In a study reported in the Archives of Internal Medicine, A. Heather Eliassen and a research team at Harvard reviewed data from nearly 100,000 postmenopausal women, following them for 20 years.
There are many risk factors for breast cancer that women have no control over, such as family history of the disease or the age at which they began menstruating, Eliassen told Reuters Health.
But physical activity "is one of the few breast cancer risk factors that women can do something about. And it's never too late."
Over the course of the study, the women reported how active they were and what types of exercise they got.
Those who scheduled at least an hour of brisk walking per day, or an equivalent amount of activity, were 15 percent less likely to get breast cancer than those who walked less than one hour per week.
Brisk walking was defined as roughly three to four miles per hour, at a speed at which it's harder to hold a conversation than when casually strolling.
Even those who got little exercise before menopause but boosted their activity afterwards were 10 percent less likely to develop breast cancer than those who stayed inactive.
Overall, five in 100 women got breast cancer over 20 years.
Brisk walking appeared to be the most protective against breast cancer, outweighing swimming, hiking or jogging.
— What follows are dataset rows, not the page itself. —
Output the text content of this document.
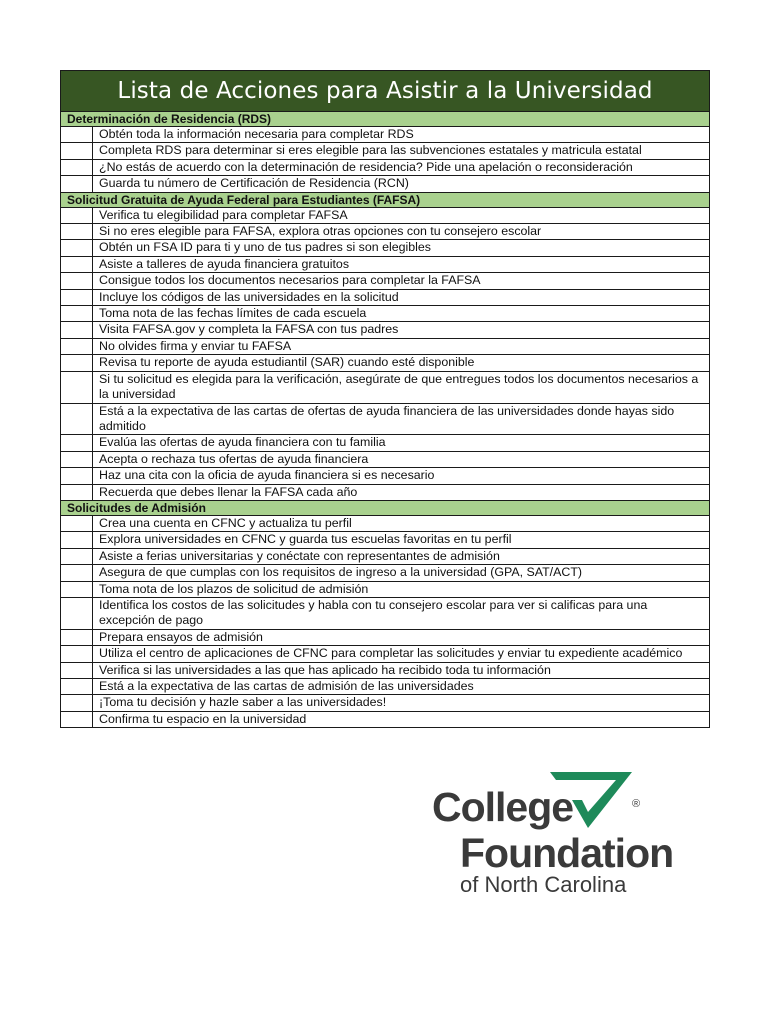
Lista de Acciones para Asistir a la Universidad	
Determinación de Residencia (RDS)	
	Obtén toda la información necesaria para completar RDS
	Completa RDS para determinar si eres elegible para las subvenciones estatales y matricula estatal
	¿No estás de acuerdo con la determinación de residencia? Pide una apelación o reconsideración
	Guarda tu número de Certificación de Residencia (RCN)
Solicitud Gratuita de Ayuda Federal para Estudiantes (FAFSA)	
	Verifica tu elegibilidad para completar FAFSA
	Si no eres elegible para FAFSA, explora otras opciones con tu consejero escolar
	Obtén un FSA ID para ti y uno de tus padres si son elegibles
	Asiste a talleres de ayuda financiera gratuitos
	Consigue todos los documentos necesarios para completar la FAFSA
	Incluye los códigos de las universidades en la solicitud
	Toma nota de las fechas límites de cada escuela
	Visita FAFSA.gov y completa la FAFSA con tus padres
	No olvides firma y enviar tu FAFSA
	Revisa tu reporte de ayuda estudiantil (SAR) cuando esté disponible
	Si tu solicitud es elegida para la verificación, asegúrate de que entregues todos los documentos necesarios a la universidad
	Está a la expectativa de las cartas de ofertas de ayuda financiera de las universidades donde hayas sido admitido
	Evalúa las ofertas de ayuda financiera con tu familia
	Acepta o rechaza tus ofertas de ayuda financiera
	Haz una cita con la oficia de ayuda financiera si es necesario
	Recuerda que debes llenar la FAFSA cada año
Solicitudes de Admisión	
	Crea una cuenta en CFNC y actualiza tu perfil
	Explora universidades en CFNC y guarda tus escuelas favoritas en tu perfil
	Asiste a ferias universitarias y conéctate con representantes de admisión
	Asegura de que cumplas con los requisitos de ingreso a la universidad (GPA, SAT/ACT)
	Toma nota de los plazos de solicitud de admisión
	Identifica los costos de las solicitudes y habla con tu consejero escolar para ver si calificas para una excepción de pago
	Prepara ensayos de admisión
	Utiliza el centro de aplicaciones de CFNC para completar las solicitudes y enviar tu expediente académico
	Verifica si las universidades a las que has aplicado ha recibido toda tu información
	Está a la expectativa de las cartas de admisión de las universidades
	¡Toma tu decisión y hazle saber a las universidades!
	Confirma tu espacio en la universidad
®
College
Foundation
of North Carolina
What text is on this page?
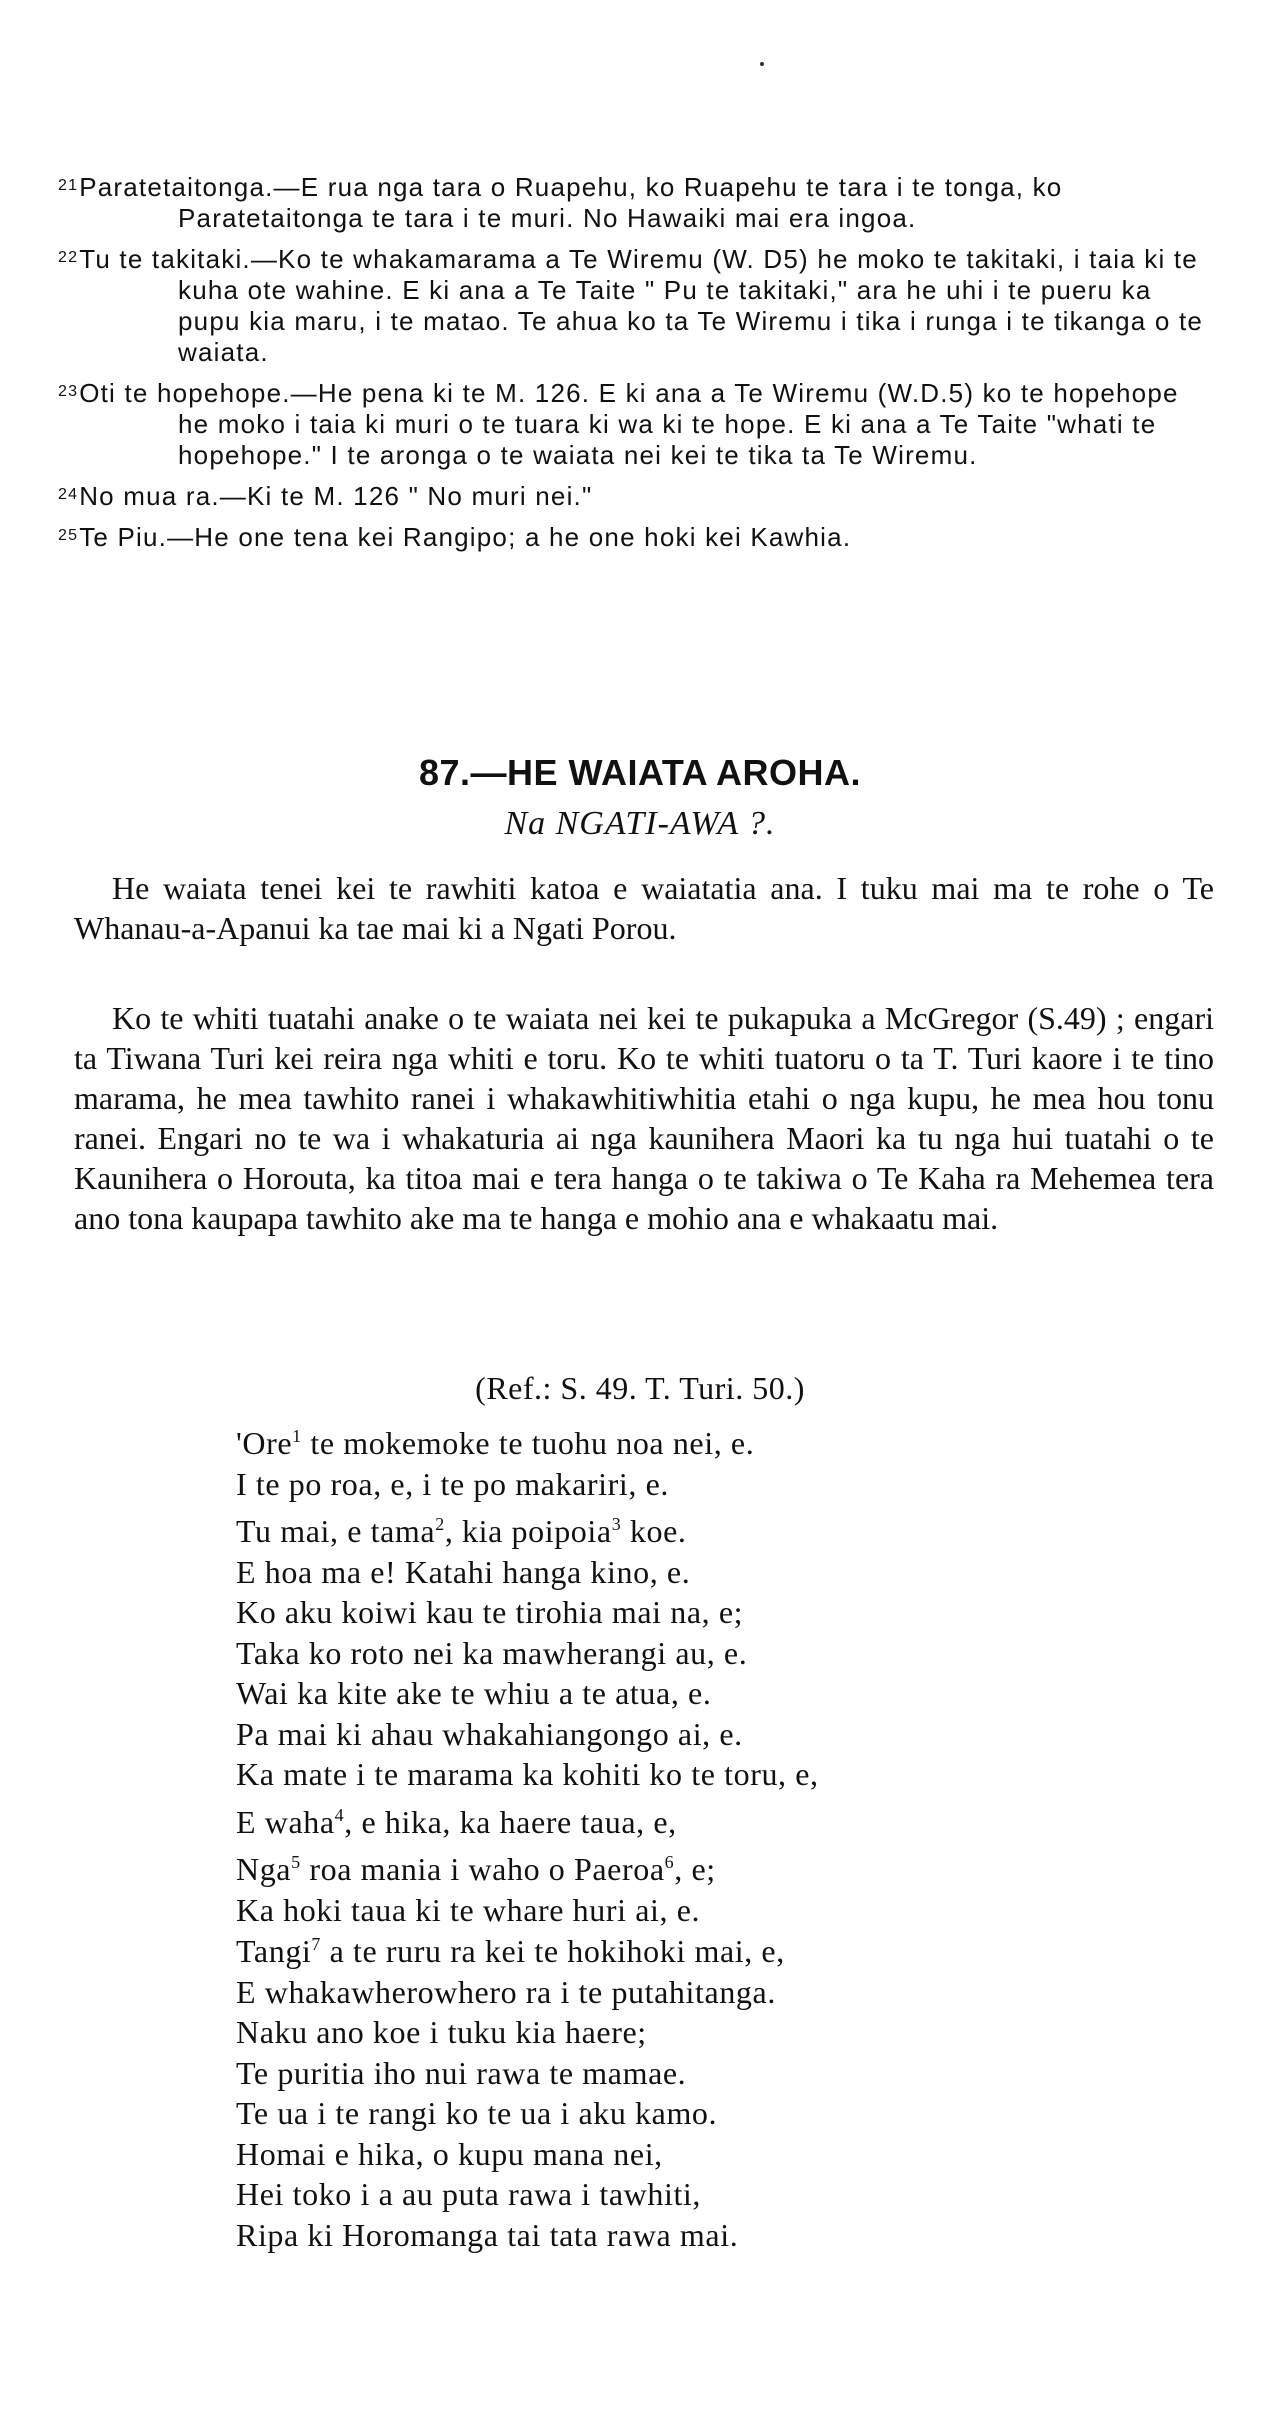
$^{21}$Paratetaitonga.—E rua nga tara o Ruapehu, ko Ruapehu te tara i te tonga, ko Paratetaitonga te tara i te muri. No Hawaiki mai era ingoa.
$^{22}$Tu te takitaki.—Ko te whakamarama a Te Wiremu (W. D5) he moko te takitaki, i taia ki te kuha ote wahine. E ki ana a Te Taite " Pu te takitaki," ara he uhi i te pueru ka pupu kia maru, i te matao. Te ahua ko ta Te Wiremu i tika i runga i te tikanga o te waiata.
$^{23}$Oti te hopehope.—He pena ki te M. 126. E ki ana a Te Wiremu (W.D.5) ko te hopehope he moko i taia ki muri o te tuara ki wa ki te hope. E ki ana a Te Taite "whati te hopehope." I te aronga o te waiata nei kei te tika ta Te Wiremu.
$^{24}$No mua ra.—Ki te M. 126 " No muri nei."
$^{25}$Te Piu.—He one tena kei Rangipo; a he one hoki kei Kawhia.
87.—HE WAIATA AROHA.
Na NGATI-AWA ?.

He waiata tenei kei te rawhiti katoa e waiatatia ana. I tuku mai ma te rohe o Te Whanau-a-Apanui ka tae mai ki a Ngati Porou.

Ko te whiti tuatahi anake o te waiata nei kei te pukapuka a McGregor (S.49) ; engari ta Tiwana Turi kei reira nga whiti e toru. Ko te whiti tuatoru o ta T. Turi kaore i te tino marama, he mea tawhito ranei i whakawhitiwhitia etahi o nga kupu, he mea hou tonu ranei. Engari no te wa i whakaturia ai nga kaunihera Maori ka tu nga hui tuatahi o te Kaunihera o Horouta, ka titoa mai e tera hanga o te takiwa o Te Kaha ra Mehemea tera ano tona kaupapa tawhito ake ma te hanga e mohio ana e whakaatu mai.

(Ref.: S. 49. T. Turi. 50.)
'Ore$^1$ te mokemoke te tuohu noa nei, e.
I te po roa, e, i te po makariri, e.
Tu mai, e tama$^2$, kia poipoia$^3$ koe.
E hoa ma e! Katahi hanga kino, e.
Ko aku koiwi kau te tirohia mai na, e;
Taka ko roto nei ka mawherangi au, e.
Wai ka kite ake te whiu a te atua, e.
Pa mai ki ahau whakahiangongo ai, e.
Ka mate i te marama ka kohiti ko te toru, e,
E waha$^4$, e hika, ka haere taua, e,
Nga$^5$ roa mania i waho o Paeroa$^6$, e;
Ka hoki taua ki te whare huri ai, e.
Tangi$^7$ a te ruru ra kei te hokihoki mai, e,
E whakawherowhero ra i te putahitanga.
Naku ano koe i tuku kia haere;
Te puritia iho nui rawa te mamae.
Te ua i te rangi ko te ua i aku kamo.
Homai e hika, o kupu mana nei,
Hei toko i a au puta rawa i tawhiti,
Ripa ki Horomanga tai tata rawa mai.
But Eliassen noted that walking was also the most common form of exercise, which may have skewed the results.
Regular exercise was associated with lower risk even after removing the potential influence of drinking and weight.
The design of the study did not allow for proof that exercise caused less breast cancer because there may also have been other factors common to the women in the study that also prevented breast cancer.
But it was "suggestive," even though it is unclear why exercise would have that impact, Eliassen said.
While research has already shown that exercise reduces the amount of estrogen in the blood, this study also showed that exercise also reduced the risk of breast cancers that aren't influenced by estrogen.
"Physical activity also has an effect on chronic inflammation, and insulin sensitivity. So there are ways in which physical activity could be acting," she added.